The process of forming {n, k}-categories from k - 1-connected n + k-categories is known as delooping. A related
result is known as the stabilization hypothesis. It states that if k >= n + 2, a {n, k}-category is equivalent to
a (n, n + 2)-category. Despite the name, this is in fact proven if delooping is well-behaved. A {n, k}-category is
also referred to as a k-tuply monoidal n-category. Intuitively, a {n, 1}-category is monoidal, and going upwards
in k-tupledness induces higher levels of commutativity, which when n > 0, is not a binary property.
A Groupoid is a category where all morphisms are isomorphisms, taken non-skeletally. It is a generalization of groups,
insofar as a group is a groupoid with one object. A morphism being an isomorphism means it is invertible, which is the
property that defines groups. More broadly, an n-Groupoid is an n-Category where all k-cells for k > 0 are
invertible. 0-categories only have identity morphisms, which are their own inverse, so all 0-categoies are 0-groupoids.
n-Categories have as their morphisms n-1-categories, so there are always n-categories of n-1-groupoids.

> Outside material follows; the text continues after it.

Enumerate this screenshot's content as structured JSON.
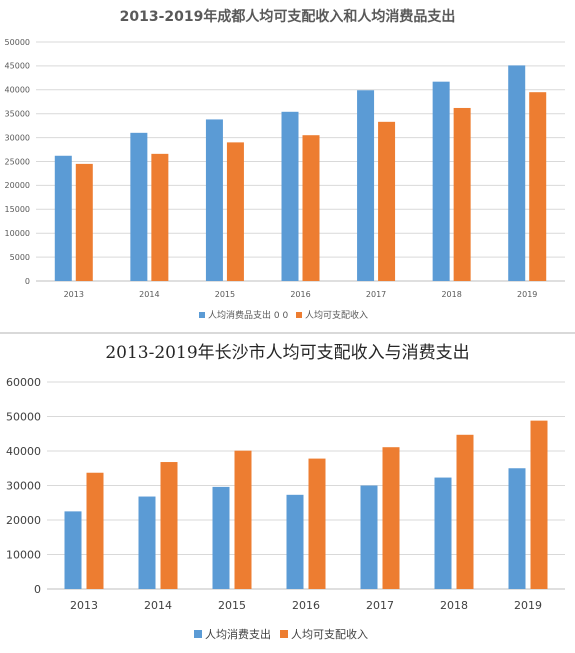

A 1-category of 0-groupoids is any 1-category. A somewhat odd question is what the 0-category of -1-groupoids
entails. In fact, sets form a poset by inclusion, given by the morphisms the subobject classifier maps to 1. By
extension, a morphism between sets is a truth value, either binary or multivalued in the case of sheaves. Thus, the
-1-groupoid is the set of truth values. By extension, a -2-groupoid are morphisms on truth values, where 1
is terminal. Thus, a -2-groupoid is the value 1, or alternatively TRUE. It is also known as the point.
Going back to {n, k}-categories, a {n, 0}-category is an n-category which is -1-connected, so that all
-1-cells are equivalent. We do not have a concept for a -1-cell, however, by extension, its morphisms ought to
be 0-cells, and it must have at least one such morphism, the identity morphism. Then, by slight abuse of notation,
we say that a -1-connected n-category is one that is inhabited. Thus, a {n, 0}-category is an inhabited
n-category. Alternatively, it is a pointed n-category, as in, an n-category C with a morphism p : 1 -> C.
It is, in general, difficult to study n-categories for n > 2 directly. There are multiple competing notions of
laxness and strictness and an increasing number of possible compositions, beyond just horizontal and vertical. However,
there is an alternative in order to study higher category theory: find a suitable notion for infinity-categories and
use the generalization to talk of n-categories of desired strictness levels. This is the approach taken by Homotopy
Type Theory, which we will proceed in building the foundations of.